Homeowners associations (HOAs) rely on governing documents like covenants, conditions, and restrictions (CC&Rs), bylaws, and rules to keep communities running smoothly. But what happens when a homeowner or even the HOA board itself ignores those rules? That’s where an HOA attorney demand letter for governing document noncompliance can become necessary. Knowing when to send one matters because acting too soon might escalate tensions unnecessarily, while waiting too long could weaken your position or allow violations to become entrenched.

What is an HOA attorney demand letter for governing document noncompliance?

It’s a formal notice sent by an attorney on behalf of an HOA (or sometimes a homeowner) that points out a specific violation of the community’s governing documents and demands corrective action. Unlike informal warnings from the board, this letter carries legal weight and signals that further enforcement possibly including fines or court action is being seriously considered.

When should you consider sending one?

Not every rule breach needs a lawyer-involved letter. Most HOAs start with friendly reminders or violation notices. But if repeated attempts to resolve the issue fail, or if the violation is serious or ongoing, it may be time to involve legal counsel.

Common situations that warrant an attorney demand letter include:

  • A homeowner building an unapproved structure (like a shed or fence) despite multiple notices
  • Refusal to pay assessments after standard collection efforts have been exhausted
  • Repeated noise or nuisance complaints that violate use restrictions
  • An HOA board failing to enforce rules consistently, creating claims of selective enforcement
  • A homeowner challenging the validity of a rule in a way that disrupts community operations

The key trigger isn’t just the existence of a violation it’s the persistence of noncompliance after reasonable opportunities to correct it.

What are common mistakes people make?

One frequent error is skipping earlier enforcement steps. Governing documents usually require a process: notice, opportunity to cure, hearing, then escalation. Jumping straight to a legal demand without following your own procedures can backfire if the matter ends up in court.

Another mistake is using vague language. A strong demand letter clearly cites the violated provision such as “Section 4.2 of the CC&Rs prohibits parking commercial vehicles in driveways” and specifies exactly what must be done to comply.

Some HOAs also wait too long. If months or years pass without action, a court might view the violation as “waived” or accepted by the association, especially if similar past violations were ignored.

How do you know if it’s the right time?

Ask yourself three questions:

  1. Has the HOA followed its own enforcement policy as outlined in the governing documents?
  2. Has the violating party had a fair chance to fix the issue?
  3. Is the violation causing real harm financial, safety-related, or precedent-setting to the community?
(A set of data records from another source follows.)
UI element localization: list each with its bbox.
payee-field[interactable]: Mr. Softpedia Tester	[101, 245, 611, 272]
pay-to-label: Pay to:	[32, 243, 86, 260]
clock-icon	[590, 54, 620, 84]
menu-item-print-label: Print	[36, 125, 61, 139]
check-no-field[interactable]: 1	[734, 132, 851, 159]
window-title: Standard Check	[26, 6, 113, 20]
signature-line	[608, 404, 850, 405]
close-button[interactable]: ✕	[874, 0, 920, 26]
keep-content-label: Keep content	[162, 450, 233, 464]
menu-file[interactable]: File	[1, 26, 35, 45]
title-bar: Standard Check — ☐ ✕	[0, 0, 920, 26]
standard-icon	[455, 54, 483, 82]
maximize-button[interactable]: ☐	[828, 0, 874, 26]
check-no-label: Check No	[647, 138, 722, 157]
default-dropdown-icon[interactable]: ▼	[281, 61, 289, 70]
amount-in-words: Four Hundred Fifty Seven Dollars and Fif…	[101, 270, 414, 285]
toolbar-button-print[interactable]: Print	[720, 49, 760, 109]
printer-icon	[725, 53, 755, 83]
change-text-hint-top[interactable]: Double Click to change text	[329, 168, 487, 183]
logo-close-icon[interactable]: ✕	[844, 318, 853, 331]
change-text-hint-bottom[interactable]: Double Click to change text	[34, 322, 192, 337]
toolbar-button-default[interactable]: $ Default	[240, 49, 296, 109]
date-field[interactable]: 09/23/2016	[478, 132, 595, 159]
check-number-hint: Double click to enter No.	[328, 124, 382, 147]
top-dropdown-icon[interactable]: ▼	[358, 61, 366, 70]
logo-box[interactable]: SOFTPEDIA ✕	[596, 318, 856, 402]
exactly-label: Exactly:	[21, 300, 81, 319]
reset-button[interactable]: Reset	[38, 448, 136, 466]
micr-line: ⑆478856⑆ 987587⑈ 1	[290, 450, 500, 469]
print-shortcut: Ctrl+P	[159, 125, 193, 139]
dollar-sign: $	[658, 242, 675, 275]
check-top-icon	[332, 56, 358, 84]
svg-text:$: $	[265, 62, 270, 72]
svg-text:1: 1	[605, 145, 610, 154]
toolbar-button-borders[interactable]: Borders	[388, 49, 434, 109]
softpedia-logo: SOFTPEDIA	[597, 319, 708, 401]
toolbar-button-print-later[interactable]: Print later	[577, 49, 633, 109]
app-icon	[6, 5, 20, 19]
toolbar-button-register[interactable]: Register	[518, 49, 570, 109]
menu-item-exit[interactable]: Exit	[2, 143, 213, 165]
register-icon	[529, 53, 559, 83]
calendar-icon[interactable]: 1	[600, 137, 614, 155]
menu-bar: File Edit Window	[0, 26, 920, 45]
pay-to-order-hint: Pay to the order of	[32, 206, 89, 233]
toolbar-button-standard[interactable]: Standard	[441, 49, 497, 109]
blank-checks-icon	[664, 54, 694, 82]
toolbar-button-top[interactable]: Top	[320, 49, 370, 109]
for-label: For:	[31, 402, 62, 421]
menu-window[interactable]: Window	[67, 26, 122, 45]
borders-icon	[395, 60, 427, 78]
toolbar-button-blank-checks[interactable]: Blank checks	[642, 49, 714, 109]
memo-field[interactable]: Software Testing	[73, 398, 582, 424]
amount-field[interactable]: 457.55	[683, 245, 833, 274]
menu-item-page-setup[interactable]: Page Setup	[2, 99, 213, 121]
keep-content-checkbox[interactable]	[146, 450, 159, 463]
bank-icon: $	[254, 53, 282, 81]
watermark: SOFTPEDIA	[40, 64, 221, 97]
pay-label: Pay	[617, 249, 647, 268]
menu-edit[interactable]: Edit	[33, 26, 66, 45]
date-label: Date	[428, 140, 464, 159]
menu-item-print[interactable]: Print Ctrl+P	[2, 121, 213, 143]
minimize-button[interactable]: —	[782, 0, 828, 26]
If the answer to all three is yes, consulting an attorney about a demand letter is reasonable. You can learn more about how these letters fit into the broader enforcement process in our overview of governing document enforcement strategies.

What should the letter include?

A well-drafted demand letter identifies the parties, references the exact rule or covenant violated, describes the noncompliant behavior factually, states the required remedy, and sets a clear deadline. It should also mention potential next steps like mediation, fines, or legal action if compliance isn’t achieved.

If you’re preparing to send one, reviewing a sample structure can help avoid omissions. We’ve put together a practical template for rule enforcement disputes that aligns with typical HOA requirements.

Can a homeowner send one too?

Yes. While most demand letters come from the HOA, individual homeowners can also ask their attorney to send one if the HOA itself is violating governing documents say, by spending funds outside the budget or failing to maintain common areas as required. In those cases, the letter serves as a formal request for the board to fulfill its duties.

Drafting such a letter requires care to stay focused on the governing documents, not personal grievances. Guidance on wording and tone is covered in our piece on drafting covenant enforcement letters.

Is there a legal deadline to act?

Many states impose statutes of limitations on enforcing private covenants often ranging from 3 to 15 years, depending on the violation type and jurisdiction. For example, California generally allows five years to enforce recorded restrictions (California Code of Civil Procedure § 336(b)). Waiting beyond that window may permanently bar enforcement.

Even within the legal timeframe, delay can hurt your case. Courts often look unfavorably on associations that let violations slide for years and then suddenly crack down.

Before you hit send: a quick checklist

  • ✅ The violation clearly contradicts a provision in your CC&Rs, bylaws, or rules
  • ✅ You’ve given proper notice and a chance to cure per your governing docs
  • ✅ The issue hasn’t been ignored in similar past cases (to avoid selective enforcement claims)
  • ✅ Enough time has passed for correction, but not so much that waiver could be argued
  • ✅ An attorney has reviewed both the facts and the proposed letter

If most of these boxes are checked, an HOA attorney demand letter is likely a justified and strategic next step not a first resort, but a necessary tool when voluntary compliance fails.